Son Periyot

Zaman ve Sabır Her Şeyin İlacıdır

THY Euroleague heyecanı, dün oynanan mücadelelerle başladı. Son Euroleague şampiyonu Fenerbahçe Doğuş Unicaja Malaga deplasmanında mağlup olurken; sezona yeni umutlarla başlayan Anadolu Efes de sahasında Real Madrid’e mağlup oldu. Bu iki mücadelenin kısa analizlerini sizler için yaptım.

Anadolu Efes 74-88 Real Madrid:

Öncelikle; bu yeni kurulan Efes’in en büyük sıkıntısı; takımın hücumcular ve savunmacılar olarak ikiye ayrılması. Dunston dışında oyunun iki tarafında da etkinliğini koruyan başka bir oyuncu yok.
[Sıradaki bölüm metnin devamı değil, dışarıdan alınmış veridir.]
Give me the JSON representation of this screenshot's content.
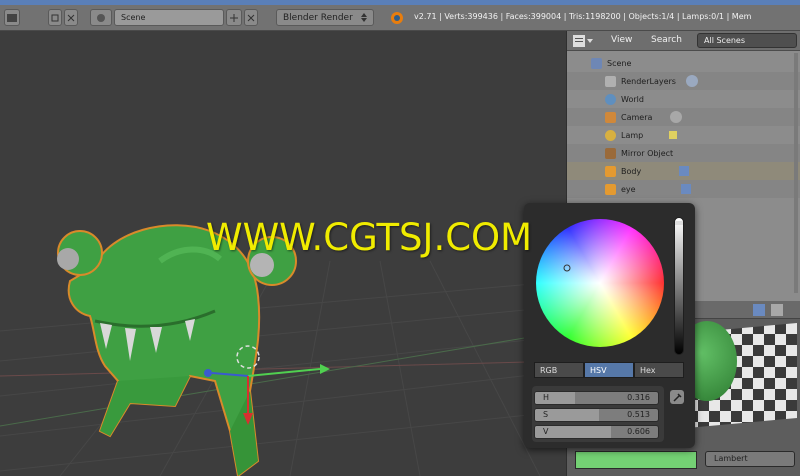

Bu durum, hücum-savunma dengesini yakalamayı zorlaştıracaktır. Ek olarak, oyuncuların pozisyon bilgisi ve sadakati de bir o kadar az. Perasovic’in, eski adıyla Laboral’daki sistemi Efes’e taşımaya çalıştığı oldukça açık. Kısalar, birebir üzeri hücumlarla kendilerine pozisyon hazırlıyor ancak takımın geri kalanı hücumda pasifleşiyor. İsolation hücumları, takımın hayati fonksiyonları adına bu denli kıymetliyse, günlük performanslar ve şut ritimleri takımın sezon sonundaki yerini belirleyecektir. Bu maçta da görülen, Ledo ve McCollum’un her aldıkları topta yalnızca atmayı düşünmesiydi. Laboral’daki Darius Adams-Mike James ikilisine benzer bir oyun ortaya koydular ancak o takımda Bourousis vardı. Boyalı alanda ya da kısa devrilmelerde oyun kuran, takımı sete oturtan ve oyuna akıl koyan bir oyuncuydu Bourousis. Efes’in de aynı modeli izlemesi için, bu tarz bir oyuncuya ihtiyacı var ve bu oyuncu kesinlikle Simon olacaktır. Bu maçta çok etkili olamasa da; o oyundayken hücumlar nispeten daha düzenliydi. Takımın asist sayısını yukarılara çekmesi şart görünüyor. İlk yarıda yalnızca 5 asist yapabildi Efes. Top paylaşımının artması ve hücumda diğer oyuncuların da doğru pozisyonda topla buluşturulabilmesi gerekiyor. Bunun yanında, savunmada da switch yapılamaması, adam paylaşımında büyük sorunlar getirdi. Bu noktada, Stimac-Dunston ikilisinin aynı anda parkede olmaması gerektiğini de ekleyeyim. Stimac ve Motum’un boyalı alandaki yumuşaklığı da başka bir önemli hadise. Bu maç özelinde Muric’in erken faul problemine girmesi de savunmadaki direncin düşmesindeki önemli faktörlerden birisiydi. Madrid cephesinde de Doncic fazlasıyla etkili bir oyun sergiledi. Aldığı kısa sürede müthiş istatistikler tutturdu ve bir kez daha oyununu ne kadar büyüttüğünü gösterdi. Son olarak, Josh Adams’ın kadrodaki yerinin doğru tespit edilmesi gerekiyor. Bence, rotasyonda Doğuş’un arkasında kalmalı. Anadolu Efes, henüz yeni bir takım ve zamana ihtiyacı olduğu açık ancak kadro kalitesi ve yapabilirlikleri çok yüksek seviyede olmasa da; gününde olduğunda her takıma sıkıntı yaratabilecek bir oluşum izleyeceğimizi düşünüyorum.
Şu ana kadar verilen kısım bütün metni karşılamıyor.